In our recent Web survey of 2,000 respondents, voters respond strongly to Democratic messages on the economy only when a party leader declares, “We have to start by changing Washington. ... The middle class won’t catch a break until we confront the power of money and the lobbyists.”
Why is that?
You do not have to look very far. If there is an article of faith among contemporary center-left leaders, it is that investment in education will pay dividends with increased productivity and increased income. And yet the evidence is piling up that the economy is not working for the middle class. Productivity and education increase but wages do not follow.
When presented with vivid descriptions of income inequality in America, people are deflated, rather than empowered to bring change. In surveys, they tell me that they think the politicians and the chief executives are “piggybacking off each other.” They think that the game is rigged and that the wealthy and big industries get policies that reinforce their advantage. And they do not think their voices matter.
That government and the elite appear blithely to promote globalization and economic integration, while the working population loses income, makes the frustration more intense.
Our research shows that the growth of self-identified conservatives began in the fall of 2008 with the Wall Street bailout, well before Mr. Obama embarked on his recovery and spending program. The public watched the elite and leaders of both parties rush to the rescue. The government saved irresponsible executives who bankrupted their own companies, hurt many people and threatened the welfare of the country. When Mr. Obama championed the bailout of the auto companies and allowed senior executives at bailed-out companies to take bonuses, voters concluded that he was part of the operating elite consensus. If you owned a small business that was in trouble or a home or pension that lost much of its value, you were on your own. As people across the country told me, the average citizen doesn’t “get money for free.” Their conclusion: Government works for the irresponsible, not the responsible.
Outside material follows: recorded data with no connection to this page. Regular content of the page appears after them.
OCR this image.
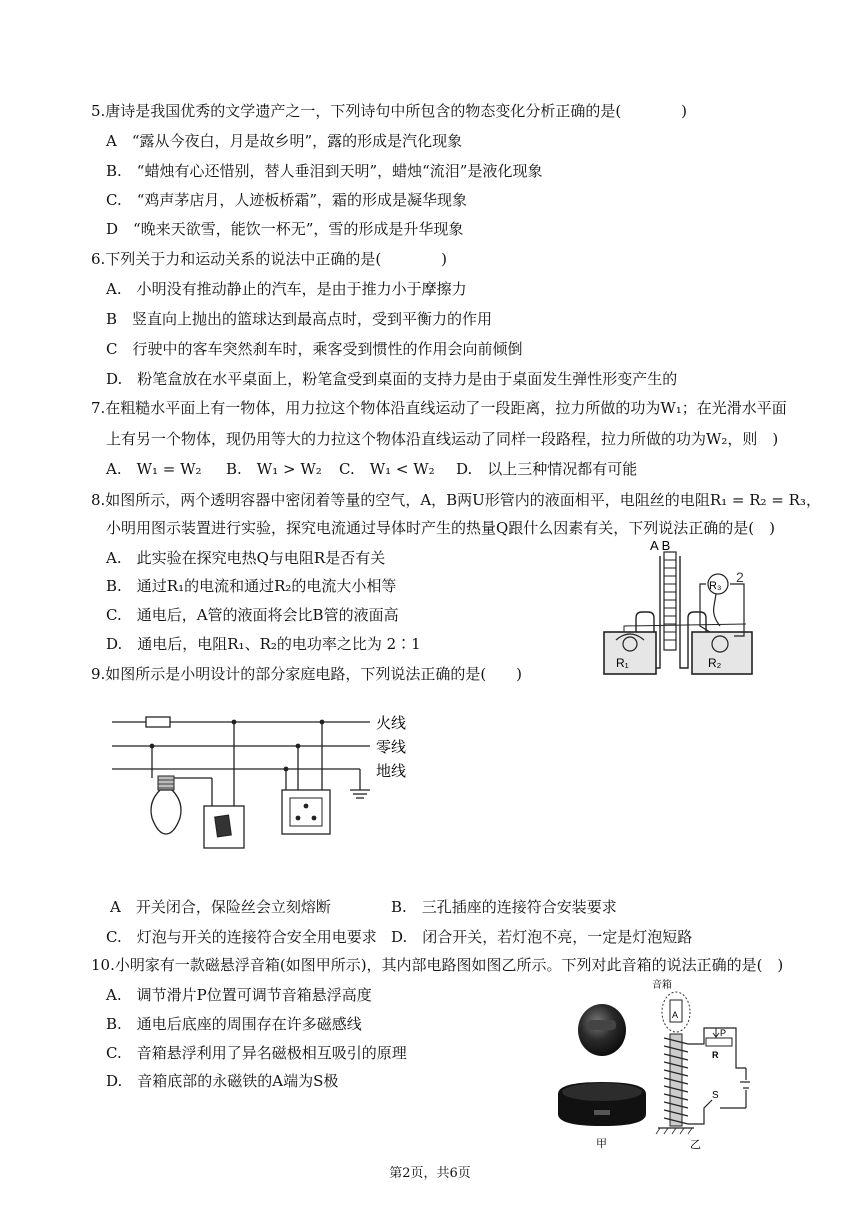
5.唐诗是我国优秀的文学遗产之一，下列诗句中所包含的物态变化分析正确的是(　　　　)
A　“露从今夜白，月是故乡明”，露的形成是汽化现象
B.　“蜡烛有心还惜别，替人垂泪到天明”，蜡烛“流泪”是液化现象
C.　“鸡声茅店月，人迹板桥霜”，霜的形成是凝华现象
D　“晚来天欲雪，能饮一杯无”，雪的形成是升华现象
6.下列关于力和运动关系的说法中正确的是(　　　　)
A.　小明没有推动静止的汽车，是由于推力小于摩擦力
B　竖直向上抛出的篮球达到最高点时，受到平衡力的作用
C　行驶中的客车突然刹车时，乘客受到惯性的作用会向前倾倒
D.　粉笔盒放在水平桌面上，粉笔盒受到桌面的支持力是由于桌面发生弹性形变产生的
7.在粗糙水平面上有一物体，用力拉这个物体沿直线运动了一段距离，拉力所做的功为W₁；在光滑水平面
上有另一个物体，现仍用等大的力拉这个物体沿直线运动了同样一段路程，拉力所做的功为W₂，则　)
A.　W₁ = W₂ B.　W₁ > W₂ C.　W₁ < W₂ D.　以上三种情况都有可能
8.如图所示，两个透明容器中密闭着等量的空气，A，B两U形管内的液面相平，电阻丝的电阻R₁ = R₂ = R₃，
小明用图示装置进行实验，探究电流通过导体时产生的热量Q跟什么因素有关，下列说法正确的是(　)
A.　此实验在探究电热Q与电阻R是否有关
B.　通过R₁的电流和通过R₂的电流大小相等
C.　通电后，A管的液面将会比B管的液面高
D.　通电后，电阻R₁、R₂的电功率之比为 2∶1
A B
R₁	R₂
R₃
2
9.如图所示是小明设计的部分家庭电路，下列说法正确的是(　　)
火线
零线
地线
A　开关闭合，保险丝会立刻熔断	B.　三孔插座的连接符合安装要求
C.　灯泡与开关的连接符合安全用电要求 D.　闭合开关，若灯泡不亮，一定是灯泡短路
10.小明家有一款磁悬浮音箱(如图甲所示)，其内部电路图如图乙所示。下列对此音箱的说法正确的是(　)
A.　调节滑片P位置可调节音箱悬浮高度
B.　通电后底座的周围存在许多磁感线
C.　音箱悬浮利用了异名磁极相互吸引的原理
D.　音箱底部的永磁铁的A端为S极
甲
音箱
A
P
R
S
乙
第2页，共6页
Everything they witness affirms the public’s developing view of how government really works. They see a nexus of money and power, greased by special interest lobbyists and large campaign donations, that makes these outcomes irresistible. They do not believe the fundamentals have really changed in Mr. Obama’s Washington.
More: I may not be well-informed enough to judge, but my guess is that this is one factor that pervades the current malaise across a bunch of countries. The specifically financial crisis takes different forms in, say, Greece, Ireland, Italy. Problems like youth un (or under) employment, like the off-the-books shadow economy--these seem to prevail more generally. I suppose there are differences of degree. In Spain, with perhaps a longer history of systemic unemployment, one hears reports of what amounts to a fully-developed two-tier economy, one of which is doing quite well, thank you, and one, scratching for bits. I wouldn't say we've got quite to that point at home yet, but one might argue that we seem to be on our way.
Greenberg follows up with a set of positive recommendations which you can find here. Some of them may sound like same-old same-old; some (immigration) perhaps more appealing, albeit probably utopian. But none of them seem very ambitious --none betray an understanding that we seem to face a widening gap here, not so much between rich and poor as between already-got-mine and still-trying to get on board. It's one of those instabilities which, like the San Andreas fault, will only get more dangerous until it cracks.